Innovation and entrepreneurship: Mark Peters, CEO and President of Butterball Farms, Inc., has been a bold social entrepreneur who reframed the role of businesses in doing social good in communities through his highly innovative social entrepreneurial program The Source. This program has reframed how (family) business leaders can help develop the talent, careers, and lives of people in the state of Michigan and has become a model the state and federal government are very interested in replicating. Mark is a life-long learner, meditator, and creates time daily for reflection.
If Family Enterprise is a mindset, then being more mindful seems fundamental to this effort. Everyone, especially the leadership needs to have an ongoing practice. Then analogous to getting in shape, this needs to be ongoing. It helps to start with an assessment, ongoing benchmarks, and stated goals (both process and outcomes). What better place to combine these essential elements of life: innovation and intimacy?

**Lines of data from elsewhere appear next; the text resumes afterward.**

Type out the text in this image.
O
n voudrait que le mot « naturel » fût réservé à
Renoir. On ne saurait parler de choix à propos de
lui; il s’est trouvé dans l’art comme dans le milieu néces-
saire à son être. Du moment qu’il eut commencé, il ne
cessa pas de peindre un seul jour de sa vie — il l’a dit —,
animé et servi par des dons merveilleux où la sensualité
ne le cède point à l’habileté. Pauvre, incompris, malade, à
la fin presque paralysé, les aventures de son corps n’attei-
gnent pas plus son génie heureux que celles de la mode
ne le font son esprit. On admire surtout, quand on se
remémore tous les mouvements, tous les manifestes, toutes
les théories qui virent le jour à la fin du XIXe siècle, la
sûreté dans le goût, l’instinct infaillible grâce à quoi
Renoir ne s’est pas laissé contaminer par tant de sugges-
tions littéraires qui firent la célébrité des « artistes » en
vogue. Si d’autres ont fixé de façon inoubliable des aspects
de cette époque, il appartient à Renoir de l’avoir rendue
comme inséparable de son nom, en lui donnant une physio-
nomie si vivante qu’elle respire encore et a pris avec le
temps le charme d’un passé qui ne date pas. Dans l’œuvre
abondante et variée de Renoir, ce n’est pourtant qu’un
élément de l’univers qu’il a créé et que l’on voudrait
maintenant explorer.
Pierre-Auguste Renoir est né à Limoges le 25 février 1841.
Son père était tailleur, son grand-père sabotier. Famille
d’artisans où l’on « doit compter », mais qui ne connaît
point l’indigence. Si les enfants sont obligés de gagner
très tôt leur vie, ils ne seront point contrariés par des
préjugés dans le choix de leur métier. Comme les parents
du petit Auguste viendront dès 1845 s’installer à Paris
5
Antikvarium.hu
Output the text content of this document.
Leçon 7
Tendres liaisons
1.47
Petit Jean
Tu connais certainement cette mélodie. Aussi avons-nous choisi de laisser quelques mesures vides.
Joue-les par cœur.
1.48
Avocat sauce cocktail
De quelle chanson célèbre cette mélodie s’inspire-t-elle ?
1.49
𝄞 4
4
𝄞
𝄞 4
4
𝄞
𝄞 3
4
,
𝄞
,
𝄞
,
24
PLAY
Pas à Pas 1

Redefining shareholder value to shareholder values: The Luck Stone Company has invested a decade of adopting values-based leadership and seeks to develop its people. This work has led to the creation of their leadership institute which champions mindfulness for everyone both inside and outside the Luck Company. Their company mission is “Igniting Potential”. They are driven by why, by doing good to do well, and have a culture where the values drive the numbers- not vice a versa.
As the world becomes more complex our leaders will have to be more evolved, more mindful. Family enterprises will always be more complex by their very nature. Thus if you as a leader aren’t cultivating your awareness with a mindfulness practice, you are missing out on a way to help yourself, your family, and your enterprises.
FACT: Family Enterprise an emerging model
This is an evolving term that families, practitioners, and scholars will help define, but my perspective is that family enterprise is a mindset that puts greater emphasis on the family being aligned, cohesive and developing a practice to be more agile in dealing with the challenges facing all its enterprises (be it a family office, a foundation, and/or multiple businesses). The mindset will shift the emphasis from the business to the family and seek to capitalize the family’s involvement to make it a strategic and cultural advantage. Research shows that the top 5% of leaders tend to have a daily reflective practice.
FACT: White space and reflection for innovation and intimacy.
Ori Brafman, author of The Chaos Imperative puts forth that one of the three aspects of creating an innovative culture is white space that he defines as time to reflect. White space is vital to creating, which is what innovation is: creating change that creates value. Perhaps even more important is reflection and being present. Intimacy requires that you be present. Reflection is how we put meaning to our lives.